Health ministry rubbishes AIDS headcount
a recent study of Andhra Pradesh's Guntur district, which shows that the number of hiv/aids patients in India could be an overestimate, has been called "unrealistic' by the Union ministry of health and family welfare (mohfw). The number of such patients in India has long been a controversy.
The ministry had the study reviewed by a team of experts, which says that though it is of great value to understand the epidemic in Guntur, the findings of a single district should not be applied to the entire country. In a press release, unaids, too, had voiced its concern about some of the extrapolations and calculations in the paper.
The study, conducted by a group of researchers led by Lalit Dandona of Administrative Staff College, Hyderabad, collected blood samples from 12,617 individuals.The representative samples were taken from men and women between ages 15-49, and different socio-economic groups. The results were then extrapolated to the whole population (between the age of 15-49) of Guntur.
This led to an estimation that 45,900 individuals in the district are affected with hiv, which is 2.5 times lower than the estimation made by the government's method. The study was recently published in the online medical journal, BMC Public Health.
The researchers attributed this discrepancy to the sentinel surveillance method used by government agencies to estimate the number of people affected by hiv/aids. The sentinel surveillance method uses data from large public-health hospitals. However, the method does not provide a true picture of the country's situation, as more often high-risk groups, referred by private practitioners, come to these hospitals, feel the researchers.

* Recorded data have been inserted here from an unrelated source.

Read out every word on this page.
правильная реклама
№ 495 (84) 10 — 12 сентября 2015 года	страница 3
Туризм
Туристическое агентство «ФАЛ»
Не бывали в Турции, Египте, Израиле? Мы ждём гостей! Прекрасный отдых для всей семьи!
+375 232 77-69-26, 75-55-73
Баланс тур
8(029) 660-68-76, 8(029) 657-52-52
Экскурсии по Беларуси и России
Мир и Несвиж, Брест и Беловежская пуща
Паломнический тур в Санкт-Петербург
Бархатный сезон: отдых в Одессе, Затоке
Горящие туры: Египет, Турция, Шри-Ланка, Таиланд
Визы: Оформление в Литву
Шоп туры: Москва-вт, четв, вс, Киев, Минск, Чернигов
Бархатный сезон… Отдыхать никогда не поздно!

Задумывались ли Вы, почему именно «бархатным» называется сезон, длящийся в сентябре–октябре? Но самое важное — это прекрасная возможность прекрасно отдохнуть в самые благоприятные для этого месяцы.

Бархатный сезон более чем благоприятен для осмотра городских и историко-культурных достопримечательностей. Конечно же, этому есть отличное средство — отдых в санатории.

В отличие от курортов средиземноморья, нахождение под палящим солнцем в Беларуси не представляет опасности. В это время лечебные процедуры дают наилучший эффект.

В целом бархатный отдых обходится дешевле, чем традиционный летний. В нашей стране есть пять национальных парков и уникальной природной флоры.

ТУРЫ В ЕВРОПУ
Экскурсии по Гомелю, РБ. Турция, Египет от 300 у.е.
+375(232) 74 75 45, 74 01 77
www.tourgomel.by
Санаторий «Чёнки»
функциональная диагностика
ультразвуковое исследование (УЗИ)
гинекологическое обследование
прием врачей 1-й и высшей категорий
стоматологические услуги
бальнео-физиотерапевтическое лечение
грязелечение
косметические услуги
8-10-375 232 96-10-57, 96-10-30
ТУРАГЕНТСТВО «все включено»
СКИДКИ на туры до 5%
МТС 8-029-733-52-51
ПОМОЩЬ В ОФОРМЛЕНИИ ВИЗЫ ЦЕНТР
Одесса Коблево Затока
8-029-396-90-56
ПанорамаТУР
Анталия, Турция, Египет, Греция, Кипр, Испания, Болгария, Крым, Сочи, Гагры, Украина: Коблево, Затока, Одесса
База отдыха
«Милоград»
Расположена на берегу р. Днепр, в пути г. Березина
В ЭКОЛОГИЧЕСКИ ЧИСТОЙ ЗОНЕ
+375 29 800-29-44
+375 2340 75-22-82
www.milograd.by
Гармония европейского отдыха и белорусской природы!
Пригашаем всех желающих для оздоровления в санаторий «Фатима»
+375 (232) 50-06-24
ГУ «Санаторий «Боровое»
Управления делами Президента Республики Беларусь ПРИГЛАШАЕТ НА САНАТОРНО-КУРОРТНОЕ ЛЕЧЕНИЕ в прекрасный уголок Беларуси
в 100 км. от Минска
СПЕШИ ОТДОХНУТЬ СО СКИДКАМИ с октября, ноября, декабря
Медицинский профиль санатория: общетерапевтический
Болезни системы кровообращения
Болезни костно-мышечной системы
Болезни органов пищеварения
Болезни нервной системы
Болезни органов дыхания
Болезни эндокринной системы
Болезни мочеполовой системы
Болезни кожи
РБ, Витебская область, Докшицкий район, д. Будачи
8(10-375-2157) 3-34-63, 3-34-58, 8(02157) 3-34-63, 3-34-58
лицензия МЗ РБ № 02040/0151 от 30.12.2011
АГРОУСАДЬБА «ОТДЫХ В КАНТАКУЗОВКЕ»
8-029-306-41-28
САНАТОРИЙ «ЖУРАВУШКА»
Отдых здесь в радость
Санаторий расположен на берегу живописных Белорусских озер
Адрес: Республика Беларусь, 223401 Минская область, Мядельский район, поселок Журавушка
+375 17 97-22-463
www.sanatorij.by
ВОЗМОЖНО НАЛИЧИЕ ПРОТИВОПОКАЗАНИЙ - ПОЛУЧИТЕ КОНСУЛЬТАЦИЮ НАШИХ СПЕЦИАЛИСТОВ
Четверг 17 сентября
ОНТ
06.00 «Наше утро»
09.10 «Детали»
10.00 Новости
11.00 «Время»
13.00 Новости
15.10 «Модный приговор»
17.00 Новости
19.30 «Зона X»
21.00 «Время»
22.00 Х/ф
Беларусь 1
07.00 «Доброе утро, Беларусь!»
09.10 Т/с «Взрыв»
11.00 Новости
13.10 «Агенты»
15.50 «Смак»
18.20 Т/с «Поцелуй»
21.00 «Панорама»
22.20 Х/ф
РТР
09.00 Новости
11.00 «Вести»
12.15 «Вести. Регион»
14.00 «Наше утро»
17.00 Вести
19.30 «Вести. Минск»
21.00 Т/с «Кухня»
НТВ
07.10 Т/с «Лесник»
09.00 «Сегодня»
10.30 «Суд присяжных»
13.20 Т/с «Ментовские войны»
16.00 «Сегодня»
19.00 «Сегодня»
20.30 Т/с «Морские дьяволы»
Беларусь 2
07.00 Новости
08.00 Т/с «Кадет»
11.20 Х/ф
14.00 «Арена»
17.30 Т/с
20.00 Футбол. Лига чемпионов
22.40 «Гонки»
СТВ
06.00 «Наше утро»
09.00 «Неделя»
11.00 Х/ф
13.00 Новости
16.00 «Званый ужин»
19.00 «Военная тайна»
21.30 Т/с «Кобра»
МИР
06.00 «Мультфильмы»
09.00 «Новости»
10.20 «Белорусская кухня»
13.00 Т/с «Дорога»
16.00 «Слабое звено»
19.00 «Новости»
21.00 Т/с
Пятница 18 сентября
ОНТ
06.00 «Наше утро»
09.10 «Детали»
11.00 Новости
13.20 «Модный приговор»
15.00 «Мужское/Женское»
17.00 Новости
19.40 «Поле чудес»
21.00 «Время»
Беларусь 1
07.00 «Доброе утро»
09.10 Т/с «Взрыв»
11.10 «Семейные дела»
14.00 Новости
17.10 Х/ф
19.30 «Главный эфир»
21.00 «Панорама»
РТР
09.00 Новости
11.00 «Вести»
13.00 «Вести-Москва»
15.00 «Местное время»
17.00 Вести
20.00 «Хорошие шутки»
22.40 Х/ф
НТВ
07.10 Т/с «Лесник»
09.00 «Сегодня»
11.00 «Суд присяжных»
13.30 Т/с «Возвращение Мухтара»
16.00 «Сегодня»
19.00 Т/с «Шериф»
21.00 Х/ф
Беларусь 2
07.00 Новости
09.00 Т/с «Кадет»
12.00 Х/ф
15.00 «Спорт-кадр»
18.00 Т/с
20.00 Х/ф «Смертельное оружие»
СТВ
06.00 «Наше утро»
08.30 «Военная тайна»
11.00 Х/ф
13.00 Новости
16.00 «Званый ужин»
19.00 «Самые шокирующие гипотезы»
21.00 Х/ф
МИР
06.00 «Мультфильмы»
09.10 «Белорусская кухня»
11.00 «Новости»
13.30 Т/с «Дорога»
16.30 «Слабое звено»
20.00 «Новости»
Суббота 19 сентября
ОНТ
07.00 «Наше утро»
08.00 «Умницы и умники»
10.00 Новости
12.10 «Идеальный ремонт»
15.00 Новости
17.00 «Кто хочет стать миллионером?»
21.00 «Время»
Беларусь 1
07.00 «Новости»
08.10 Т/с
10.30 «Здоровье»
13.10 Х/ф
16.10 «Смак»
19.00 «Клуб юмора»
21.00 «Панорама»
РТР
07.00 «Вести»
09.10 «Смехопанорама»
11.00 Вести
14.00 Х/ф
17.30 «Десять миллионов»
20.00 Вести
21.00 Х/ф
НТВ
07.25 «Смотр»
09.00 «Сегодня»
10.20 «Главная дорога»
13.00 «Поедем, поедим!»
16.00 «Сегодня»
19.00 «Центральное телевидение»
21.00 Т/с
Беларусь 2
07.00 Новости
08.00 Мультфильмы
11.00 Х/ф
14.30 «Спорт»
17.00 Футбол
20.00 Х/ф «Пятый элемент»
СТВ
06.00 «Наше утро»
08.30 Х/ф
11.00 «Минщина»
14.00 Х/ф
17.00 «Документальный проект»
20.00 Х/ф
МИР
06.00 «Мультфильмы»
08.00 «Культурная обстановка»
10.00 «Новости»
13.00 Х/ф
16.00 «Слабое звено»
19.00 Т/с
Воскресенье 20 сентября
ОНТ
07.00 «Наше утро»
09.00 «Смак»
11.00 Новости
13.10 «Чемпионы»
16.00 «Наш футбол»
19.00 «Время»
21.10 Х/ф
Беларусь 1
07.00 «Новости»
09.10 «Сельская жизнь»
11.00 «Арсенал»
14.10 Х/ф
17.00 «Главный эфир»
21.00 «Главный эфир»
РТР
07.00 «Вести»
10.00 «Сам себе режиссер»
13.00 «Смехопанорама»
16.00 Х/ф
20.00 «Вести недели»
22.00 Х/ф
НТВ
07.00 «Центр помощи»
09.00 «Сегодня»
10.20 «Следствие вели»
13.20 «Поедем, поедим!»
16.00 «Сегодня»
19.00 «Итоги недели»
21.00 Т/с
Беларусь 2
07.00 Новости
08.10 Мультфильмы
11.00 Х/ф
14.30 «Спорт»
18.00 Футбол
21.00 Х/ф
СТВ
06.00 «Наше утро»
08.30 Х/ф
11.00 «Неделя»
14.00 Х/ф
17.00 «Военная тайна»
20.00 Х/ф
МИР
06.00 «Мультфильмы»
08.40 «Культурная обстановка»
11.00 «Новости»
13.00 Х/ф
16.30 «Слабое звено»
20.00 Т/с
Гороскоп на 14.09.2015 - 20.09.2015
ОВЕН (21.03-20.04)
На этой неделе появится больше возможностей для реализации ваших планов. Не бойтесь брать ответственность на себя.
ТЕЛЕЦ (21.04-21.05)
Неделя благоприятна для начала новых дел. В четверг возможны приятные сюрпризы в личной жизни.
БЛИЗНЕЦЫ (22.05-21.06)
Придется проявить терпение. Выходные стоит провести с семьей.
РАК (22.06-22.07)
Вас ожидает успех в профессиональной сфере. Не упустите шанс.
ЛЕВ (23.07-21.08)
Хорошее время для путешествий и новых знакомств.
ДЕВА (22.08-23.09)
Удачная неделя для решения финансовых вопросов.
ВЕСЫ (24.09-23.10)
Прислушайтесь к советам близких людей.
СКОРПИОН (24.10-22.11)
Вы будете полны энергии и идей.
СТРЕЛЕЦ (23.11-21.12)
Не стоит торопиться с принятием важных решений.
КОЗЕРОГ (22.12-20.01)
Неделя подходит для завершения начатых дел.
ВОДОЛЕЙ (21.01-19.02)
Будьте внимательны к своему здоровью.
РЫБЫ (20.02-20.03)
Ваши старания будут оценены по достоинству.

The study thus puts the actual number of affected adults in the country between 3.2 to 3.5 million. The government says there are 5.2 million infected adults, while the un estimates that 5.7 million, including children, are infected. Voluntary groups say that severity is under-reported.
The Administrative Staff College researchers have thus called for a re-evaluation of the official method. Standing by the government's research method, Samarjit Jana, an epidemiologist says that as of now, this is the best available method to fix the trends of the disease. Jana, however, hopes that the method can still be improved.